Done with breakfast, he walked down to Skinner & Holland, where he found a tall, rugged-looking Catholic priest, in a black suit and clerical collar, standing on the sidewalk, eating an ice-cream cone, and talking with Holland.
When Holland saw Virgil coming, he said to the priest, “Here he is.”
Virgil walked up, and Holland introduced him to the priest, George Brice, who said, “I think we have a mutual friend.”
He mentioned a St. Paul priest that Virgil had met through his father, and they talked for a moment about one of Virgil’s earlier cases that had involved a Lutheran minister who was an international criminal, a fake but politically explosive archaeological find, a variety of gunmen from the Middle East, and a secret American intelligence organization that Virgil wasn’t even supposed to dream about but occasionally did anyway.
“There’s been a murder now. Wardell tells me you think it’s related to the two church shootings,” Brice said, bringing the conversation back to the present. “Is that correct?”

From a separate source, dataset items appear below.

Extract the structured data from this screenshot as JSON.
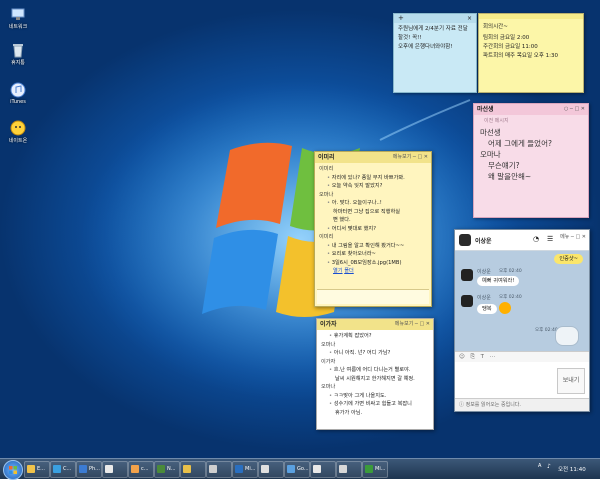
{
  "desktop": {
    "icons": [
      {
        "label": "네트워크",
        "icon": "network-icon"
      },
      {
        "label": "휴지통",
        "icon": "recycle-bin-icon"
      },
      {
        "label": "iTunes",
        "icon": "itunes-icon"
      },
      {
        "label": "네이트온",
        "icon": "nateon-icon"
      }
    ]
  },
  "notes": {
    "blue": {
      "lines": [
        "주원님에게 2/4분기 자료 전달할것! 꼭!!",
        "오후에 은행다녀와야함!"
      ]
    },
    "yellow_title": "회의시간~",
    "yellow": {
      "lines": [
        "팀회의 금요일 2:00",
        "주간회의 금요일 11:00",
        "파트회의 매주 목요일 오후 1:30"
      ]
    },
    "pink_title": "마선생",
    "pink": {
      "header": "이전 메시지",
      "speaker1": "마선생",
      "line1": "어제 그에게 들었어?",
      "speaker2": "오마나",
      "line2": "무슨얘기?",
      "line3": "왜 말을안해~"
    }
  },
  "chat1": {
    "title": "이미리",
    "controls": "메뉴보기 ─ □ ✕",
    "lines": [
      {
        "speaker": "이미리"
      },
      {
        "msg": "자리에 있나? 종일 무지 바쁘가봐."
      },
      {
        "msg": "오늘 약속 잊지 말았지?"
      },
      {
        "speaker": "오마나"
      },
      {
        "msg": "아. 맞다. 오늘이구나..!"
      },
      {
        "cont": "하마터면 그냥 집으로 직행하실"
      },
      {
        "cont": "뻔 했다."
      },
      {
        "msg": "어디서 몇대로 했지?"
      },
      {
        "speaker": "이미리"
      },
      {
        "msg": "내 그림을 알고 확인해 봤거다~~"
      },
      {
        "msg": "요리로 찾아오너라~"
      },
      {
        "msg": "3일6시_0B모임장소.jpg(1MB)"
      }
    ],
    "file_actions": [
      "열기",
      "폴더"
    ]
  },
  "chat2": {
    "title": "이가자",
    "controls": "메뉴보기 ─ □ ✕",
    "lines": [
      {
        "msg": "휴가계획 잡았어?"
      },
      {
        "speaker": "오마나"
      },
      {
        "msg": "아니 아직. 넌? 어디 가남?"
      },
      {
        "speaker": "이가자"
      },
      {
        "msg": "흐.난 여름에 어디 다니는거 별로야."
      },
      {
        "cont": "날씨 시원해지고 한가해지면 갈 예정."
      },
      {
        "speaker": "오마나"
      },
      {
        "msg": "ㅋㅋ맞아 그게 나을지도."
      },
      {
        "msg": "성수기에 가면 비싸고 힘들고 복잡니"
      },
      {
        "cont": "휴가가 아님."
      }
    ]
  },
  "kakao": {
    "name": "이상운",
    "controls": "메뉴 ─ □ ✕",
    "messages": [
      {
        "side": "right",
        "text": "인증샷~"
      },
      {
        "side": "left",
        "name": "이상운",
        "time": "오후 02:40",
        "text": "예뻐 귀여워라!"
      },
      {
        "side": "left",
        "name": "이상운",
        "time": "오후 02:40",
        "text": "땡복"
      },
      {
        "side": "right",
        "time": "오후 02:40",
        "text": ""
      }
    ],
    "send_label": "보내기",
    "status": "정보를 읽어오는 중입니다."
  },
  "taskbar": {
    "items": [
      "E...",
      "C...",
      "Ph...",
      "",
      "c...",
      "N...",
      "",
      "",
      "Mi...",
      "",
      "Go...",
      "",
      "",
      "Mi..."
    ],
    "lang": "A",
    "clock": "오전 11:40"
  },
  "colors": {
    "blue_note": "#c9e9f5",
    "yellow_note": "#fcf6a8",
    "pink_note": "#f8dce8",
    "chat_yellow": "#fff5bf",
    "chat_title": "#f2e38a",
    "kakao_yellow": "#fbe66b"
  }
}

“Yes, but I’m not a hundred percent on that,” Virgil said. “We found out that Glen Andorra was having a sexual relationship with somebody, but we don’t know who. Sex can be a powerful motivator for homicide. If his death was murder and not a suicide, it might not have anything to do with these church shootings. Even if it doesn’t, though, I believe the gun used in the church shootings came from Andorra. And since we’re talking about murder, whoever killed Andorra is probably the church shooter. It’s just not a hundred percent.”
“He was shot up close, and in cold blood, before anyone was shot here,” Holland said. “I don’t see how a lover would have done both things unless killing Andorra unhinged her.”
“Ah, it’s not his girlfriend, it’s a madman,” Brice said, as he finished the ice-cream cone. He stepped over to a trash can and dumped the cone’s paper wrapper.
“I believe you’re right,” Holland said. “But is that all he is?”
* * *
—
I need to talk to you about what you saw when Harvey Coates was shot,” Virgil said to Brice.
“C’mon in the back room,” Holland said.
Virgil and Brice followed him through the store, where a dozen people were lined up at the cash register. “Still going gangbusters,” Brice said.